I wonder how to extract the Multivariate Tests: Site portion from the output of fm1 in the following MWE.
library(car)
fm1 <- summary(Anova(lm(cbind(Al, Fe, Mg, Ca, Na) ~ Site, data=Pottery)))
fm1
Type II MANOVA Tests:
Sum of squares and products for error:
Al Fe Mg Ca Na
Al 48.2881429 7.08007143 0.60801429 0.10647143 0.58895714
Fe 7.0800714 10.95084571 0.52705714 -0.15519429 0.06675857
Mg 0.6080143 0.52705714 15.42961143 0.43537714 0.02761571
Ca 0.1064714 -0.15519429 0.43537714 0.05148571 0.01007857
Na 0.5889571 0.06675857 0.02761571 0.01007857 0.19929286
------------------------------------------
Term: Site
Sum of squares and products for the hypothesis:
Al Fe Mg Ca Na
Al 175.610319 -149.295533 -130.809707 -5.8891637 -5.3722648
Fe -149.295533 134.221616 117.745035 4.8217866 5.3259491
Mg -130.809707 117.745035 103.350527 4.2091613 4.7105458
Ca -5.889164 4.821787 4.209161 0.2047027 0.1547830
Na -5.372265 5.325949 4.710546 0.1547830 0.2582456
Multivariate Tests: Site
Df test stat approx F num Df den Df Pr(>F)
Pillai 3 1.55394 4.29839 15 60.00000 2.4129e-05 ***
Wilks 3 0.01230 13.08854 15 50.09147 1.8404e-12 ***
Hotelling-Lawley 3 35.43875 39.37639 15 50.00000 < 2.22e-16 ***
Roy 3 34.16111 136.64446 5 20.00000 9.4435e-15 ***
---
Signif. codes: 0 ‘***’ 0.001 ‘**’ 0.01 ‘*’ 0.05 ‘.’ 0.1 ‘ ’ 1
I also couldn't find how to extract the table of tests but as a workaround you can calculate the results by running the Anova command over all test types.
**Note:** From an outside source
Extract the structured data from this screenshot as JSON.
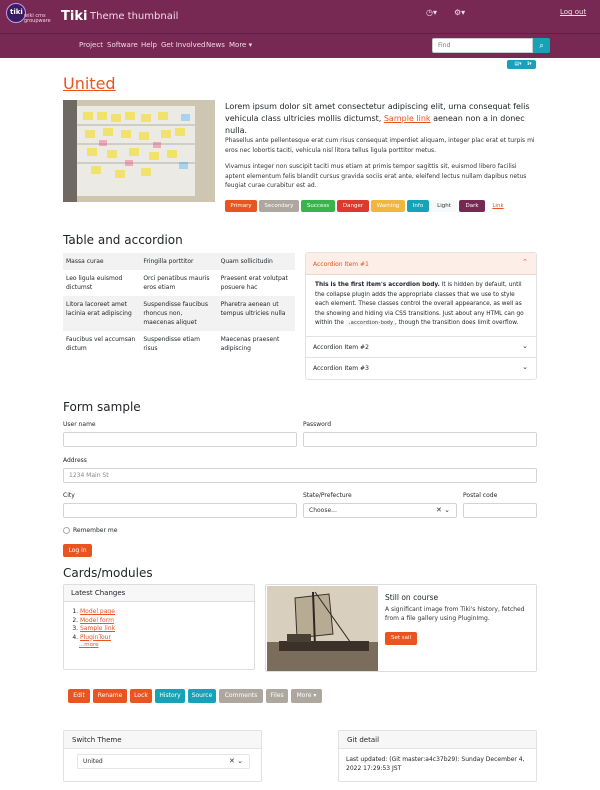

However the print method, print.Anova.mlm does not return the results, so this needs to be tweaked a little.
library(car)
# create new print function
outtests <- car:::print.Anova.mlm
# allow the function to return the results and disable print
body(outtests)[[16]] <- quote(invisible(tests))
body(outtests)[[15]] <- NULL
# Now run the regression
mod <- lm(cbind(Al, Fe, Mg, Ca, Na) ~ Site, data=Pottery)
# Run the Anova over all tests
tab <- lapply(c("Pillai", "Wilks", "Hotelling-Lawley", "Roy"),
function(i) outtests(Anova(mod, test.statistic=i)))
tab <- do.call(rbind, tab)
row.names(tab) <- c("Pillai", "Wilks", "Hotelling-Lawley", "Roy")
tab
# Type II MANOVA Tests: Pillai test statistic
# Df test stat approx F num Df den Df Pr(>F)
#Pillai 3 1.554 4.298 15 60.000 2.413e-05 ***
#Wilks 3 0.012 13.089 15 50.091 1.840e-12 ***
#Hotelling-Lawley 3 35.439 39.376 15 50.000 < 2.2e-16 ***
#Roy 3 34.161 136.644 5 20.000 9.444e-15 ***
#---
#Signif. codes: 0 ‘***’ 0.001 ‘**’ 0.01 ‘*’ 0.05 ‘.’ 0.1 ‘ ’ 1
As the output table is of class anova and data.frame you can use xtable on it.
xtable:::xtable(tab)
fm1$multivariate.tests gets you to the Site portion of the fm1 output.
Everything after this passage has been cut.